1. Technical Field
Embodiments of the invention relate generally to power converters. Other embodiments relate to non-isolated full bridge power converters.
2. Discussion of Art
Power supplies are electronic/electrical circuits that supply electric power to one or more electric loads. The term “power supply” is most commonly applied to collections or an assembly of electrical devices that convert one form of electrical energy to another, which are commonly referred to as “power converters.” Many power supplies include two or more power converters connected together. Typically, power converters are “switching” power converters, in which multiple solid state devices are used to intermittently interrupt an input current so as to effectuate conversion of the input current to an output current having different amplitude, voltage, and/or frequency. For example, a “DC power converter” produces output power at a substantially constant output voltage and/or current.
Conventional power converters, generally, are groupings of plural solid state switches that are connected to output terminals from a first DC input terminal or from a second DC input terminal.
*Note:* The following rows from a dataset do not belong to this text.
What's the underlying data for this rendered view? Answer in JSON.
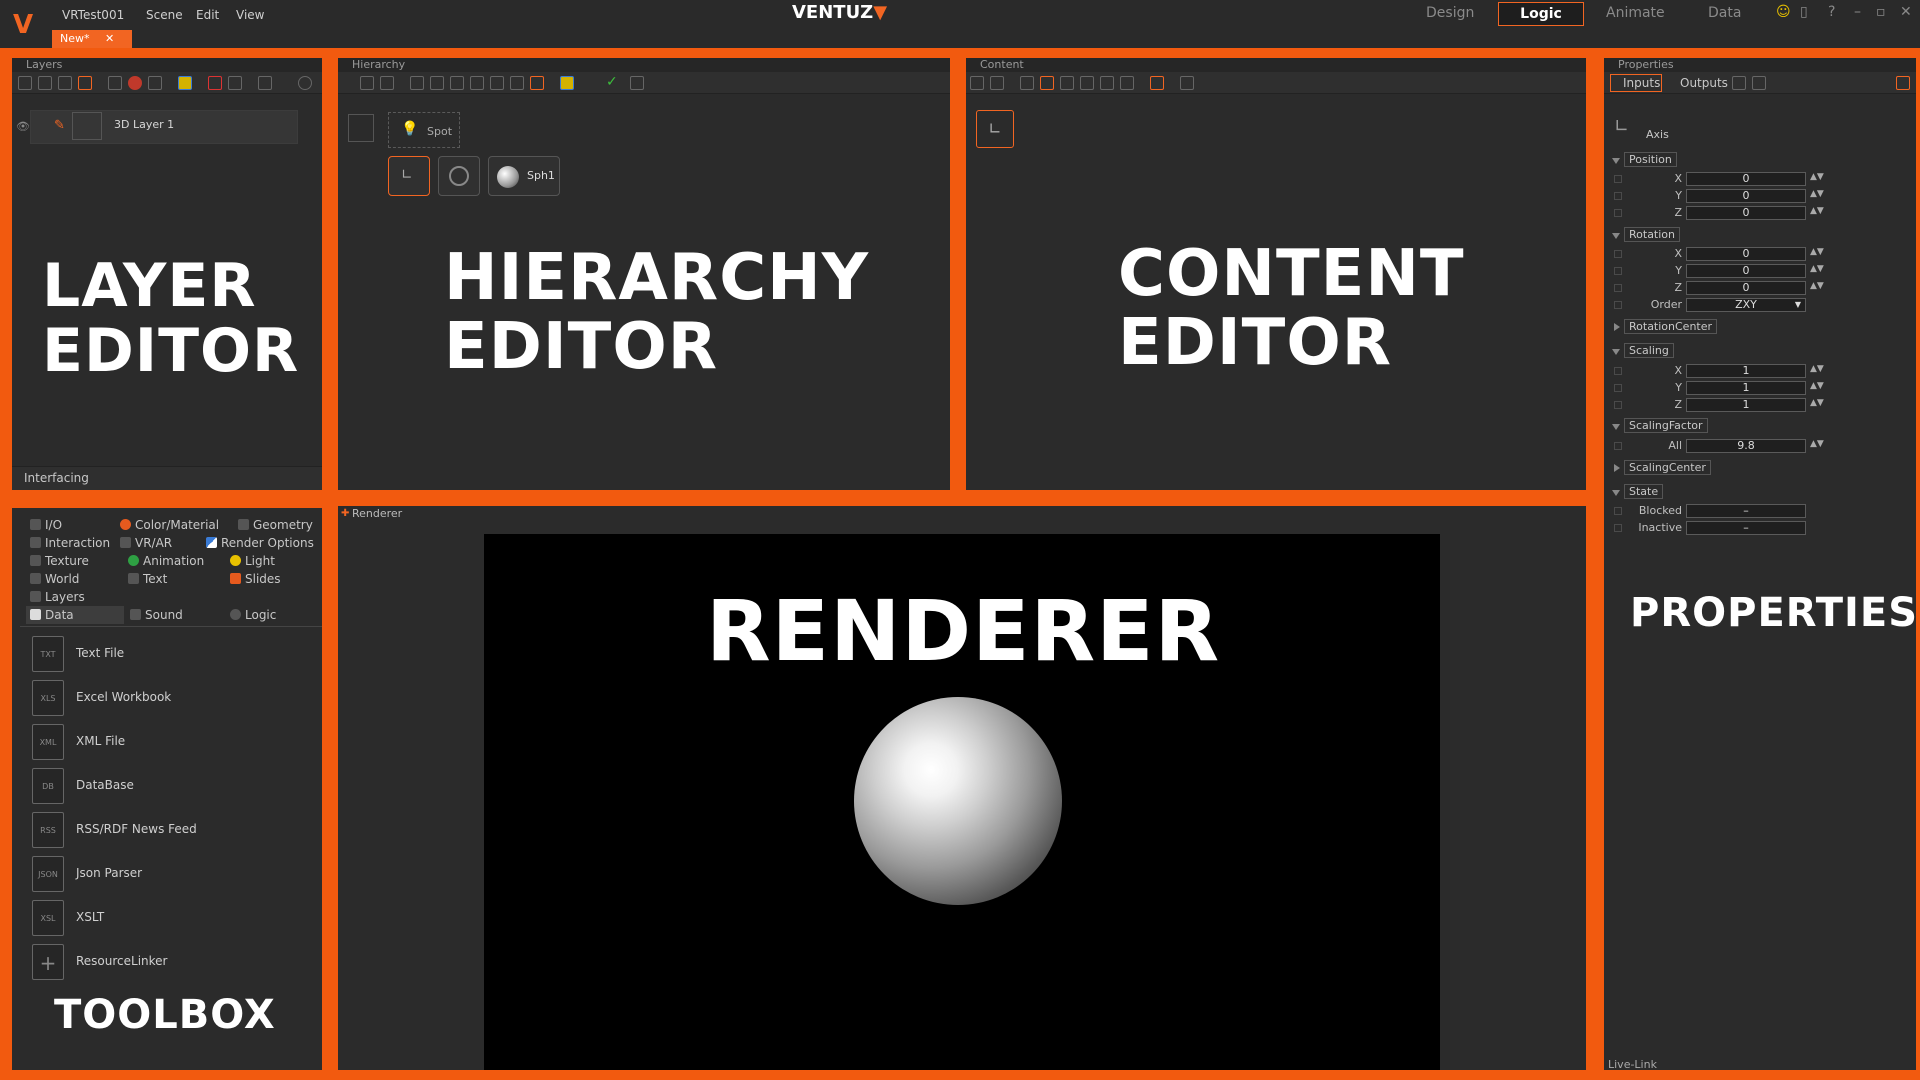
{
  "app": {
    "doc_name": "VRTest001",
    "menu": [
      "Scene",
      "Edit",
      "View"
    ],
    "tab_label": "New*",
    "brand": "VENTUZ",
    "modes": [
      "Design",
      "Logic",
      "Animate",
      "Data"
    ],
    "active_mode": "Logic",
    "accent": "#f26522"
  },
  "layers": {
    "title": "Layers",
    "item_label": "3D Layer 1",
    "footer": "Interfacing",
    "overlay": "LAYER\nEDITOR"
  },
  "hierarchy": {
    "title": "Hierarchy",
    "node_spot": "Spot",
    "node_sphere": "Sph1",
    "overlay": "HIERARCHY\nEDITOR"
  },
  "content": {
    "title": "Content",
    "overlay": "CONTENT\nEDITOR"
  },
  "toolbox": {
    "categories": {
      "io": "I/O",
      "color_material": "Color/Material",
      "geometry": "Geometry",
      "interaction": "Interaction",
      "vr_ar": "VR/AR",
      "render_options": "Render Options",
      "texture": "Texture",
      "animation": "Animation",
      "light": "Light",
      "world": "World",
      "text": "Text",
      "slides": "Slides",
      "layers": "Layers",
      "data": "Data",
      "sound": "Sound",
      "logic": "Logic"
    },
    "items": [
      {
        "icon": "TXT",
        "label": "Text File"
      },
      {
        "icon": "XLS",
        "label": "Excel Workbook"
      },
      {
        "icon": "XML",
        "label": "XML File"
      },
      {
        "icon": "DB",
        "label": "DataBase"
      },
      {
        "icon": "RSS",
        "label": "RSS/RDF News Feed"
      },
      {
        "icon": "JSON",
        "label": "Json Parser"
      },
      {
        "icon": "XSL",
        "label": "XSLT"
      },
      {
        "icon": "+",
        "label": "ResourceLinker"
      }
    ],
    "overlay": "TOOLBOX"
  },
  "renderer": {
    "title": "Renderer",
    "overlay": "RENDERER"
  },
  "properties": {
    "title": "Properties",
    "tab_inputs": "Inputs",
    "tab_outputs": "Outputs",
    "node_name": "Axis",
    "position": {
      "label": "Position",
      "x_label": "X",
      "y_label": "Y",
      "z_label": "Z",
      "x": "0",
      "y": "0",
      "z": "0"
    },
    "rotation": {
      "label": "Rotation",
      "x_label": "X",
      "y_label": "Y",
      "z_label": "Z",
      "x": "0",
      "y": "0",
      "z": "0",
      "order_label": "Order",
      "order": "ZXY"
    },
    "rotation_center": "RotationCenter",
    "scaling": {
      "label": "Scaling",
      "x_label": "X",
      "y_label": "Y",
      "z_label": "Z",
      "x": "1",
      "y": "1",
      "z": "1"
    },
    "scaling_factor": {
      "label": "ScalingFactor",
      "all_label": "All",
      "all": "9.8"
    },
    "scaling_center": "ScalingCenter",
    "state": {
      "label": "State",
      "blocked_label": "Blocked",
      "inactive_label": "Inactive",
      "blocked": "–",
      "inactive": "–"
    },
    "footer": "Live-Link",
    "overlay": "PROPERTIES"
  }
}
Paired DC terminals typically are known jointly as a “DC link,” while the term “DC link voltage” often is used to refer to an electrical potential difference across this DC link. Thus, a conventional DC-DC power converter is connected between an input (primary) DC link and an output (secondary) DC link.
Power converters can be “isolated” or “non-isolated.” In an isolated power converter, a transformer electromagnetically couples a primary circuit of the power converter to a secondary circuit of the power converter. In other words, there is no direct electrical connection between the primary DC link and the secondary DC link. By contrast, a non-isolated power converter electrically connects the primary DC link with the secondary DC link.
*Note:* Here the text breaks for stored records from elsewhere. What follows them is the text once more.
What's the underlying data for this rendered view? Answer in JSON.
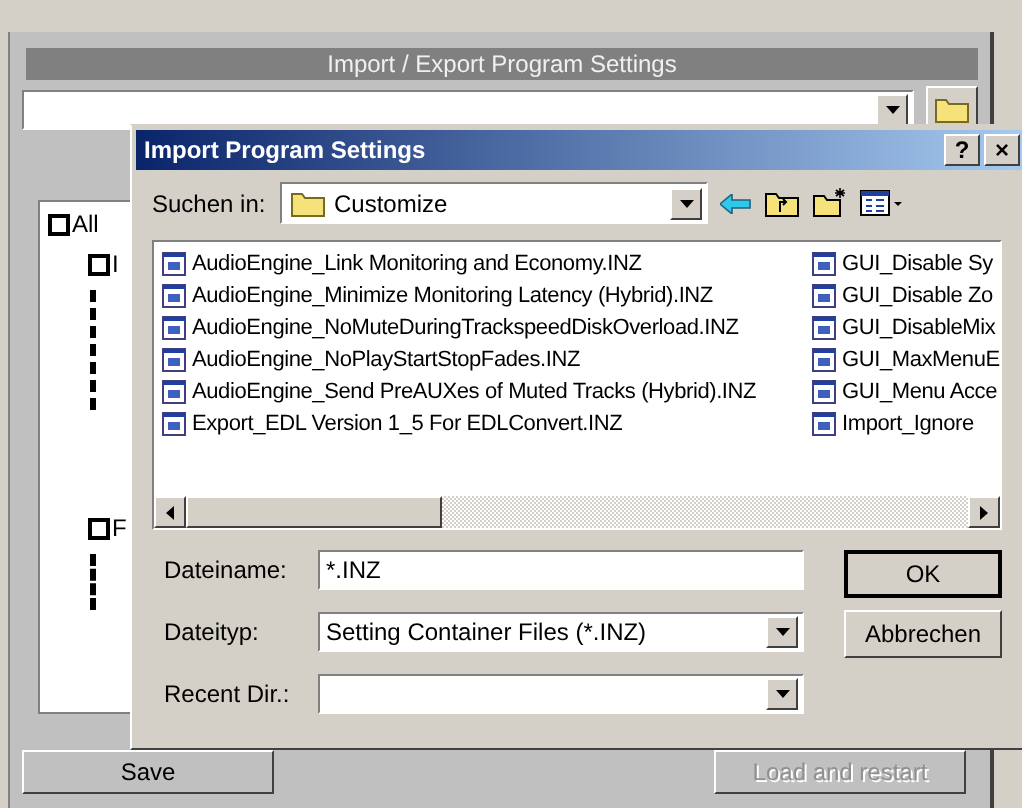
{
  "main": {
    "title": "Import / Export Program Settings",
    "tree": [
      {
        "label": "All",
        "checked": false,
        "children": [
          {
            "label": "I",
            "checked": false
          },
          {
            "label": "F",
            "checked": false
          }
        ]
      }
    ],
    "buttons": [
      {
        "label": "Save",
        "disabled": false
      },
      {
        "label": "Load and restart",
        "disabled": true
      }
    ]
  },
  "dialog": {
    "title": "Import Program Settings",
    "title_buttons": [
      "?",
      "×"
    ],
    "look_in": {
      "label": "Suchen in:",
      "value": "Customize"
    },
    "files": [
      "AudioEngine_Link Monitoring and Economy.INZ",
      "AudioEngine_Minimize Monitoring Latency (Hybrid).INZ",
      "AudioEngine_NoMuteDuringTrackspeedDiskOverload.INZ",
      "AudioEngine_NoPlayStartStopFades.INZ",
      "AudioEngine_Send PreAUXes of Muted Tracks (Hybrid).INZ",
      "Export_EDL Version 1_5 For EDLConvert.INZ",
      "GUI_Disable Sy",
      "GUI_Disable Zo",
      "GUI_DisableMix",
      "GUI_MaxMenuE",
      "GUI_Menu Acce",
      "Import_Ignore"
    ],
    "fields": [
      {
        "kind": "text",
        "label": "Dateiname:",
        "value": "*.INZ"
      },
      {
        "kind": "combo",
        "label": "Dateityp:",
        "value": "Setting Container Files (*.INZ)"
      },
      {
        "kind": "combo",
        "label": "Recent Dir.:"
      }
    ],
    "buttons": [
      {
        "label": "OK",
        "default": true
      },
      {
        "label": "Abbrechen",
        "default": false
      }
    ]
  }
}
Power converters can be “half bridge” or “full bridge.” A half bridge power converter switches current in only one direction to a load, that is, polarity is maintained across the primary and secondary links. In contrast, a full bridge power converter can switch current in either direction to the load, fully commuting the current so that polarity can be inverted from the primary link to the secondary link.
The instant invention relates principally to non-isolated full bridge power converters. One example of a non-isolated full bridge power converter is a “dual buck” power converter.
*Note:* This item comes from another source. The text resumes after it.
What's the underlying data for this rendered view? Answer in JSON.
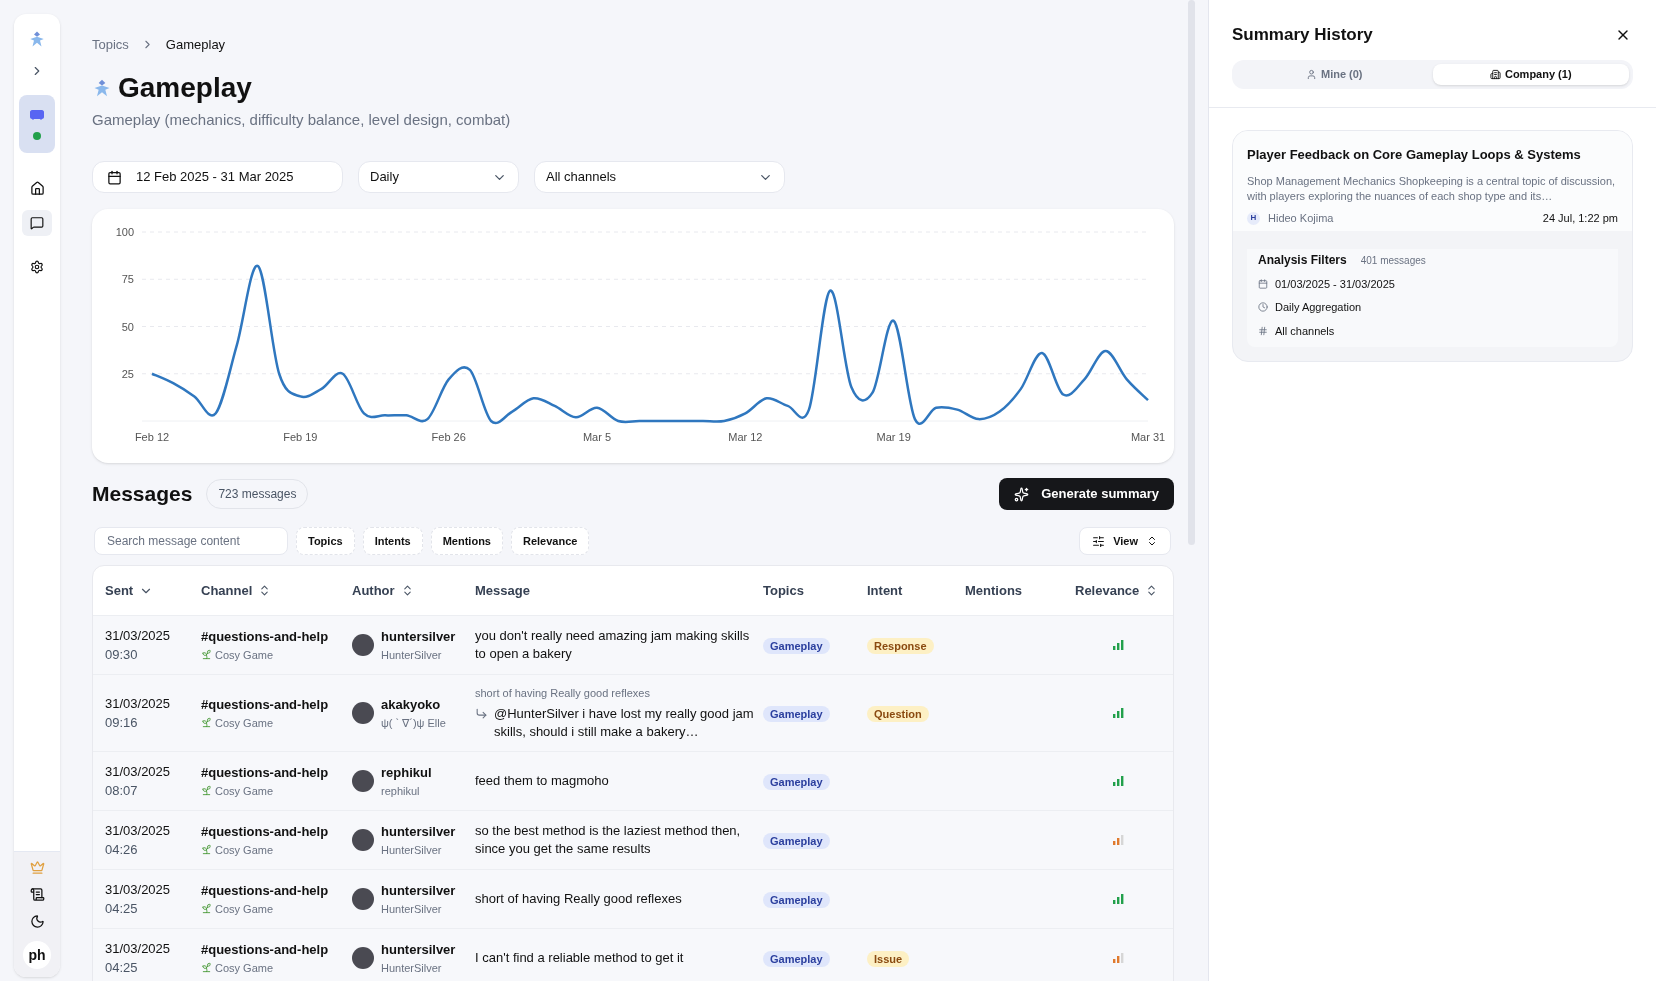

In a typical buck power converter, a first switch, a first inductor, and a first diode form a three-way node between the first DC input terminal, a first output terminal, and the second DC input terminal. In operation, the first switch is intermittently cycled, and the first inductor smoothes resultant voltage surges to produce an averaged high voltage at the first output terminal that is less than the voltage at the first DC input terminal. In a “dual buck” power converter, a second switch, a second inductor, and a second diode form a second three-way node between the second DC input terminal, a second output terminal, and the first DC input terminal. The second switch also is intermittently cycled, in some embodiments synchronously, with the first switch, to produce an averaged low voltage at the second output terminal. The first switch, first inductor, and first diode may be referred to as a first “leg” of the converter that connects the first and second input terminals with the first output terminal; while the second switch, second inductor, and second diode form a second leg of the converter that connects the first and second input terminals with the second output terminal.
The symmetry of the dual buck power converter makes it attractive for operating in DC systems isolated from ground, because in an ideal operation the first and second branches are under the same V and I stresses. However, the circuit has an undesirable behavior under common mode perturbations. Those perturbations can be originated, for example, by jitter (asynchronicity or time difference) in the switching of active power semiconductors (exemplary solid state switches). The effect of jitter in the dual buck topology is to create large spikes in the output terminal voltages with respect to ground at the input and output DC connections. Such spikes stress the electrical insulation of the circuit components and can severely affect the converter lifetime.
In view of the above, it is desirable to provide a dual buck converter topology in which common mode perturbations are mitigated.